The plan, of course, has never been implemented – perhaps because of a potential “unprecedented scientific disaster,” as one declassified document says.

The existence of this scheme was first discovered in 1999 in the biography of the world famous astronomer Carl Sagan, who died in 1996. Sagan was hired to work with him in Chicago by Dr.

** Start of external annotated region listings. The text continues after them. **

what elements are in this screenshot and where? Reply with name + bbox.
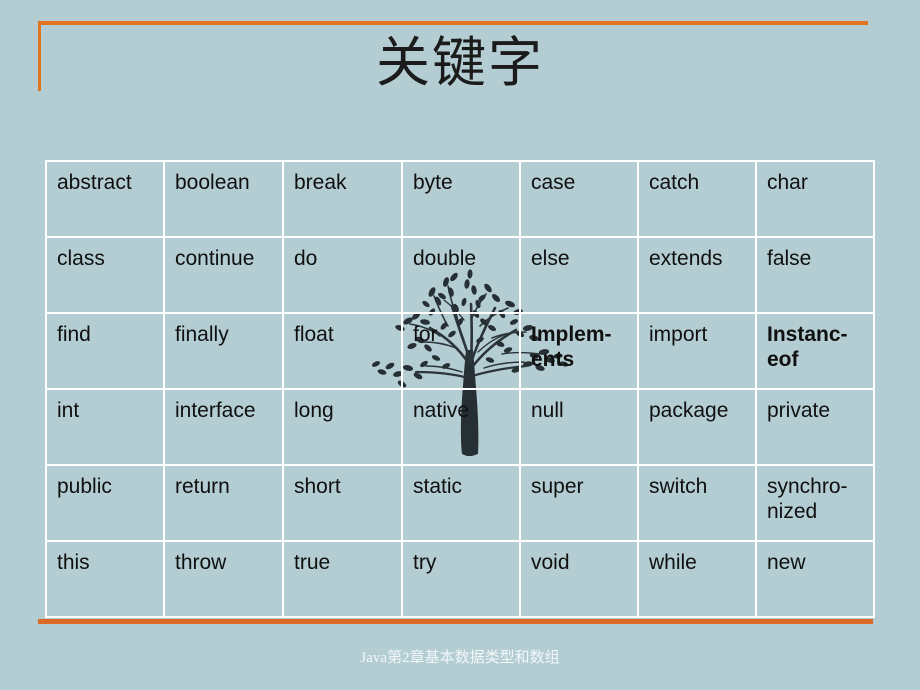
keyword-cell: for [401, 312, 521, 390]
table-row: find finally float for Implem-ents impor… [45, 312, 875, 390]
keyword-cell: native [401, 388, 521, 466]
keyword-cell: do [282, 236, 403, 314]
page-title: 关键字 [376, 31, 544, 94]
keyword-cell: this [45, 540, 165, 618]
table-row: this throw true try void while new [45, 540, 875, 618]
keyword-cell: null [519, 388, 639, 466]
keyword-cell: private [755, 388, 875, 466]
java-keyword-table: abstract boolean break byte case catch c… [45, 160, 875, 618]
keyword-cell: synchro-nized [755, 464, 875, 542]
keyword-cell: void [519, 540, 639, 618]
keyword-cell: find [45, 312, 165, 390]
table-row: public return short static super switch … [45, 464, 875, 542]
keyword-cell: package [637, 388, 757, 466]
table-row: int interface long native null package p… [45, 388, 875, 466]
keyword-cell: throw [163, 540, 284, 618]
keyword-cell: super [519, 464, 639, 542]
keyword-cell: case [519, 160, 639, 238]
keyword-cell: short [282, 464, 403, 542]
keyword-cell: import [637, 312, 757, 390]
keyword-cell: char [755, 160, 875, 238]
table-row: abstract boolean break byte case catch c… [45, 160, 875, 238]
keyword-cell: return [163, 464, 284, 542]
keyword-cell: boolean [163, 160, 284, 238]
keyword-cell: Instanc-eof [755, 312, 875, 390]
keyword-cell: static [401, 464, 521, 542]
keyword-cell: Implem-ents [519, 312, 639, 390]
keyword-cell: abstract [45, 160, 165, 238]
keyword-cell: interface [163, 388, 284, 466]
keyword-cell: true [282, 540, 403, 618]
keyword-cell: extends [637, 236, 757, 314]
keyword-cell: while [637, 540, 757, 618]
keyword-cell: continue [163, 236, 284, 314]
keyword-cell: finally [163, 312, 284, 390]
keyword-cell: false [755, 236, 875, 314]
keyword-cell: switch [637, 464, 757, 542]
keyword-cell: public [45, 464, 165, 542]
keyword-cell: try [401, 540, 521, 618]
keyword-cell: else [519, 236, 639, 314]
keyword-cell: catch [637, 160, 757, 238]
accent-rule-bottom [38, 619, 873, 624]
keyword-cell: byte [401, 160, 521, 238]
accent-rule-top [38, 21, 868, 25]
keyword-cell: new [755, 540, 875, 618]
keyword-cell: class [45, 236, 165, 314]
slide-canvas: 关键字 abstract boolean break byte case cat… [0, 0, 920, 690]
keyword-cell: float [282, 312, 403, 390]
keyword-cell: double [401, 236, 521, 314]
table-row: class continue do double else extends fa… [45, 236, 875, 314]
keyword-cell: break [282, 160, 403, 238]
keyword-cell: int [45, 388, 165, 466]
slide-footer: Java第2章基本数据类型和数组 [360, 650, 560, 666]
keyword-cell: long [282, 388, 403, 466]
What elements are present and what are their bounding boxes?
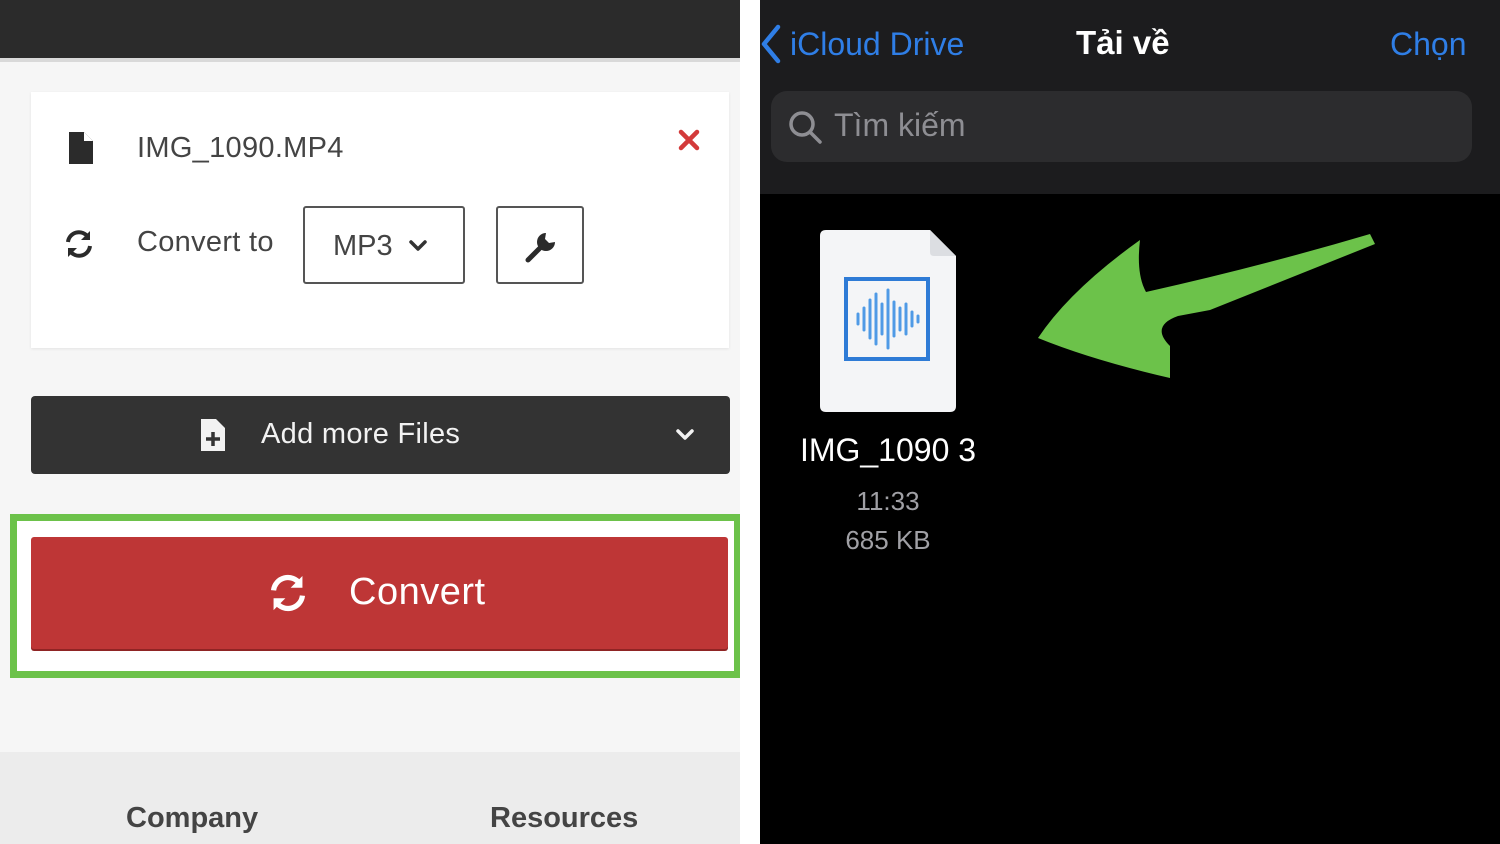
wrench-icon bbox=[525, 233, 555, 263]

Leonard Raiffel, a physicist who was studying the possibility of creating a lunar nuclear bomb.

Leonard Raiffel (he died in 2017 at the age of 89) in an interview in 2000 claimed that the bomb would be as big as the bomb dropped on Hiroshima.

“It was clear that the main purpose of the proposed detonation was a PR act and a demonstration of sole domination,” the scientist told The Observer. – The Air Force wanted the mushroom cloud to be so large that it could be seen on Earth. The United States lagged behind in the space race.”

Photo: nasa.gov

In 1958, Raiffel was approached by senior US Air Force officers who asked him to “expedite” a project to study the visibility and consequences of a nuclear explosion on the moon.

According to the scientist, he made it clear that as a result, the pristine lunar environment will be destroyed, and this will be a huge damage, “but the US Air Force was mainly concerned about how a nuclear explosion would be perceived on Earth.”

“If the project were made public, there would be protests,” Raiffel said.

Greenwald’s book also explores the 1959 Army project on building a military base on the moon, code-named Project Horizon. The aim of the project was to create a permanent lunar colony for 10-20 people by the end of 1966. To get equipment there, it was projected to require an average of 5.3 Saturn rocket launches per month from August 1964 to November 1966.

In the entire history of the American space program, only 19 Saturns were launched.

“Military power based on the moon will be a strong deterrent to war because of the extreme difficulty, from the enemy’s point of view, of eliminating our ability to strike back,” the project suggested.

In a 1959 memorandum, US Army Research and Development Head Lieutenant Arthur Trudeau argued that if the United States created a permanent base on the moon, the prestige and psychological advantage for the American nation would be invaluable in confronting the Soviets.

The report indicated that creating an outpost of 12 people and maintaining it in working condition over the course of the year would cost more than $ 6 billion (which is equivalent to more than $ 53 billion in modern money).